La disposition avait suscité de sérieux doutes chez les juristes, mais était entrée en vigueur sans grand battage médiatique: les personnes en séjour irrégulier n’ont plus le droit de se lancer dans une procédure de mariage en Suisse. Ce nouvel article inscrit au Code civil depuis le 1er janvier de cette année est le résultat d’une initiative parlementaire de l’UDC Toni Brunner, adoptée par l’Assemblée fédérale en juin 2009.
Le 30 septembre dernier, le Tribunal cantonal vaudois a pourtant rendu un arrêt cinglant contre cette interdiction suite au recours d’un couple dont le conjoint est sanspapiers: la loi, contraire à la Convention européenne des droits de l’homme (CEDH), est inapplicable. Une décision qui fait jurisprudence et qui n’est pas sans provoquer des remous au sein de l’administration vaudoise.
«A l’heure actuelle, on rend des décisions qui vont à l’encontre de la législation fédérale alors que nous devrions la suivre. La situation est paradoxale mais nous sommes tenus par cet arrêt», explique Jean-François Ferrario, chef de l’Office de l’état civil, qui s’attendait à ce que l’Office fédéral de la justice (OFJ) fasse appel contre le jugement.
L’irritation est palpable. Car pour qu’une interprétation uniforme de la loi s’impose au niveau cantonal et fédéral, il est nécessaire que le Tribunal fédéral (TF) tranche. Ce sera normalement bientôt chose faite, puisque l’OFJ a déposé un recours auprès de la plus haute instance juridique du pays le 21 novembre dans une affaire similaire dans le canton de Vaud. Pourquoi ne pas l’avoir fait avant? «Nous avons jugé que le premier cas était atypique, car le recourant était un détenu», relève Folco Galli, porte-parole de l’OFJ.

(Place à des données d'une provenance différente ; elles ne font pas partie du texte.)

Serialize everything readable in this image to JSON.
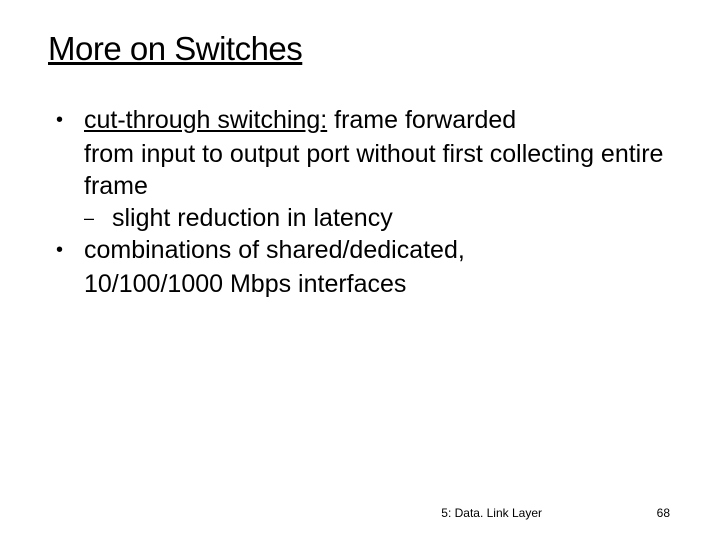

Un dispositif bancal. Des voix, dénonçant une pratique arbitraire, se sont élevées dès l’entrée en vigueur de la loi. C’était à attendre: l’arrêt vaudois démontre la maladresse d’un article mal formulé qui, pour mieux lutter contre les mariages de complaisance, interdit à une catégorie entière de personnes de s’unir, sans examen au cas par cas. En attendant que le TF statue sur la question, l’Office de l’état civil vaudois demeure dans une situation embarrassante.